Before running the pipeline, you need to set up the config.yaml file:

vcf_folder: "/path/to/vcf/files"
output_folder: "/desired/output/folder"
vcfs_per_batch: 500
conda_env: "bcftools"
  • vcf_folder: The path to the directory containing your .vcf.gz files.
  • output_folder: The desired directory where the results will be saved.
  • vcfs_per_batch: The number of VCFs processed in each batch.
  • conda_env: The name of the Conda environment to be used, which must have bcftools installed.

Conda Environment

Ensure that the specified Conda environment in the config.yaml file contains bcftools.

Running the Pipeline

Directly with Snakemake

If you have Snakemake installed, you can run the pipeline directly:

snakemake -s merge_sequential.smk --use-conda

With Slurm Scheduler

To run the pipeline on a system with the Slurm scheduler, use the provided shell script:

sbatch run_merge_sequential.sh

The script sets up necessary temporary directories, logs, and other parameters before invoking Snakemake.

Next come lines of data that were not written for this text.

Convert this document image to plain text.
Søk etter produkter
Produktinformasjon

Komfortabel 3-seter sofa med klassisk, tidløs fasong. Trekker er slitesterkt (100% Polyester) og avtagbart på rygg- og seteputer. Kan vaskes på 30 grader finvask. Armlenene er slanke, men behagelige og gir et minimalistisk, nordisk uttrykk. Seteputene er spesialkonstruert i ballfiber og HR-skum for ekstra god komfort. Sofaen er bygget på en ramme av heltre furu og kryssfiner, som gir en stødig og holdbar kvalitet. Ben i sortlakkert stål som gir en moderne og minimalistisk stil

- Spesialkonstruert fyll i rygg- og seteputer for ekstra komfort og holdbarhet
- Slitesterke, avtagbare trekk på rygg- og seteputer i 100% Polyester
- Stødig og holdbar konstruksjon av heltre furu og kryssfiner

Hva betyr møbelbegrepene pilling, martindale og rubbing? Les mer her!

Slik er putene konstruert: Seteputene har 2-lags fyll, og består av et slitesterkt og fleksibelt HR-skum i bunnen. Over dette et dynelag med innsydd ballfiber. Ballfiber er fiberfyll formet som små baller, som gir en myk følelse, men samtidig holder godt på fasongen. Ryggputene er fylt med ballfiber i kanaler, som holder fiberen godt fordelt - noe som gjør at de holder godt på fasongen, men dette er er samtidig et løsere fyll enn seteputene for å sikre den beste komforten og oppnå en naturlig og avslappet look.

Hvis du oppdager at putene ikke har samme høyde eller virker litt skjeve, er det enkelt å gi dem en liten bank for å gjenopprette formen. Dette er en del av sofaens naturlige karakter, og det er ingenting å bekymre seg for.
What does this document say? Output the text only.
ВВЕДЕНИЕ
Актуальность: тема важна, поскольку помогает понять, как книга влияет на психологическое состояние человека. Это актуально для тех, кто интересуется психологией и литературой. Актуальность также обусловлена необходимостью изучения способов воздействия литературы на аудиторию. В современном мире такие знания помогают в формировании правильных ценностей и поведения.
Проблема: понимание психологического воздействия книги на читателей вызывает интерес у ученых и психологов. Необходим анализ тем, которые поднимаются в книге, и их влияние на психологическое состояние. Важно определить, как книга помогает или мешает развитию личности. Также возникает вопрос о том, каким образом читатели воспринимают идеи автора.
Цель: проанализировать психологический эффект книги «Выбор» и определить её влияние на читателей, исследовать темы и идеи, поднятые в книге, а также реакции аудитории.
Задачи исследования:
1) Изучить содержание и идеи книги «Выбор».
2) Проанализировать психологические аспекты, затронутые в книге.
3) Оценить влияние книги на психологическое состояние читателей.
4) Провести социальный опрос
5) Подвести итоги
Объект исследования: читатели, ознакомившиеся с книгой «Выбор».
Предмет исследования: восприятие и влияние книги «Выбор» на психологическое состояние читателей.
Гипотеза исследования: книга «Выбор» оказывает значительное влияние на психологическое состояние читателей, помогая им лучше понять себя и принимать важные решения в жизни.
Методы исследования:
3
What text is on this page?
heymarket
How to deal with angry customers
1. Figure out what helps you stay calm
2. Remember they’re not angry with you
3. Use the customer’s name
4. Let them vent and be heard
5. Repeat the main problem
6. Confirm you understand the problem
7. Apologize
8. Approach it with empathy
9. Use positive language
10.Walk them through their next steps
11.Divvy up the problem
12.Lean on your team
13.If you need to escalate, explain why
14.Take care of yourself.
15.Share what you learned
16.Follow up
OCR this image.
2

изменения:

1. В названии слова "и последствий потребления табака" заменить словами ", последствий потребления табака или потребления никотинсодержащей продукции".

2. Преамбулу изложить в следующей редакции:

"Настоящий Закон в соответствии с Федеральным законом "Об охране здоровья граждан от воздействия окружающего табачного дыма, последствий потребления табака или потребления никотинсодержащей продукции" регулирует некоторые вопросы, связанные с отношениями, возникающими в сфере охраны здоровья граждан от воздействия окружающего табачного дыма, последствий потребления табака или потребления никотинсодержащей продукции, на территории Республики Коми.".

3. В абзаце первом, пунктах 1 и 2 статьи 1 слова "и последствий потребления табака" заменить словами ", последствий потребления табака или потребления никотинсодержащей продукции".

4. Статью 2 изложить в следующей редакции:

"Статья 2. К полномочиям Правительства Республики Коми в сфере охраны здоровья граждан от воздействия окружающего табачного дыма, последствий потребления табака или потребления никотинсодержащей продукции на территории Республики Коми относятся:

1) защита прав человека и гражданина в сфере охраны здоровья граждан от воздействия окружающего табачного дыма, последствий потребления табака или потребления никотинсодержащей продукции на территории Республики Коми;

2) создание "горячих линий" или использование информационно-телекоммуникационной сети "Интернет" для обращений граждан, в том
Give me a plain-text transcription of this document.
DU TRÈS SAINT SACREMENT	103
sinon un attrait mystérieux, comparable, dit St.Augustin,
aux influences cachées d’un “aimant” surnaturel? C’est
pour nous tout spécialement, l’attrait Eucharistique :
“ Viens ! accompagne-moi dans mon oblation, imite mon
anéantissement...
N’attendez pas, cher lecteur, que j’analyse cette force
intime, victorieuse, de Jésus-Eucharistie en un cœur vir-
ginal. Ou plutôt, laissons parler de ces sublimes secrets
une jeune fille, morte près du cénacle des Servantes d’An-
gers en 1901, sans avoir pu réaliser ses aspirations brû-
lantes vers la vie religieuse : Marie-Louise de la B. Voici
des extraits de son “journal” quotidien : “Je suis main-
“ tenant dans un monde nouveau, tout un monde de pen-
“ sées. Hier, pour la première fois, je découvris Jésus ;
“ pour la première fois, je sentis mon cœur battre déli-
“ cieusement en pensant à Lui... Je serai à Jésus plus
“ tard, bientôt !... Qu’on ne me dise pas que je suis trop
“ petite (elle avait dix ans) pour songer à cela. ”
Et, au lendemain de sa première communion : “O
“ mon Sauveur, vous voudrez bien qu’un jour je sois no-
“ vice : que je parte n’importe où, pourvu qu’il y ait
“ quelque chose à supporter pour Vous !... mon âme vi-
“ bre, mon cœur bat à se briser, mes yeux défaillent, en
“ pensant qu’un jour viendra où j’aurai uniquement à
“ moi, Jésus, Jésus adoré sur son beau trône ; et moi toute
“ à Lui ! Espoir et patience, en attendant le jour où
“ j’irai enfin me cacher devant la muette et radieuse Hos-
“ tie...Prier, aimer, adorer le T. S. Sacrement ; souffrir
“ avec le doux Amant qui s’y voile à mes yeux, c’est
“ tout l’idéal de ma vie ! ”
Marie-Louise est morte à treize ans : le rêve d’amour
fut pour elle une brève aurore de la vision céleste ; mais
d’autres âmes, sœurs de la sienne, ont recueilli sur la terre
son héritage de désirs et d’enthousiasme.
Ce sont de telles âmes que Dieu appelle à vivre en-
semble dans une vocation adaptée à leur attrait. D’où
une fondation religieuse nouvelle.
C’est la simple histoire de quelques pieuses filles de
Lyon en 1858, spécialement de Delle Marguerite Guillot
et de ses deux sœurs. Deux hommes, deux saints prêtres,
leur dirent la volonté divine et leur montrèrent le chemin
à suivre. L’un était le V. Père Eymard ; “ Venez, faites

The logs for the Snakemake jobs are saved in the slurm_logs directory.

Logging

The script logs the start and end times of each rule to facilitate performance profiling and troubleshooting. Log files are stored in the directory specified under log_subfolder in the configuration file.

Contribution

Feel free to fork the repository and submit pull requests for any enhancements or bug fixes. Contributions to improve the script or documentation are welcome.

TODO

  • Implement md5sum calculation for all files to verify data integrity.
  • Remove intermediate files to save storage space.
  • Ensure proper sequence of index and VCF file creation to maintain organization.
  • Add error handling to manage potential issues gracefully, such as missing input files or unsuccessful command executions.
  • Consider making the file extensions configurable to allow for more flexible input.
  • Explore options for dynamic memory allocation based on the number of threads, possibly through a configuration setting or automatic calculation.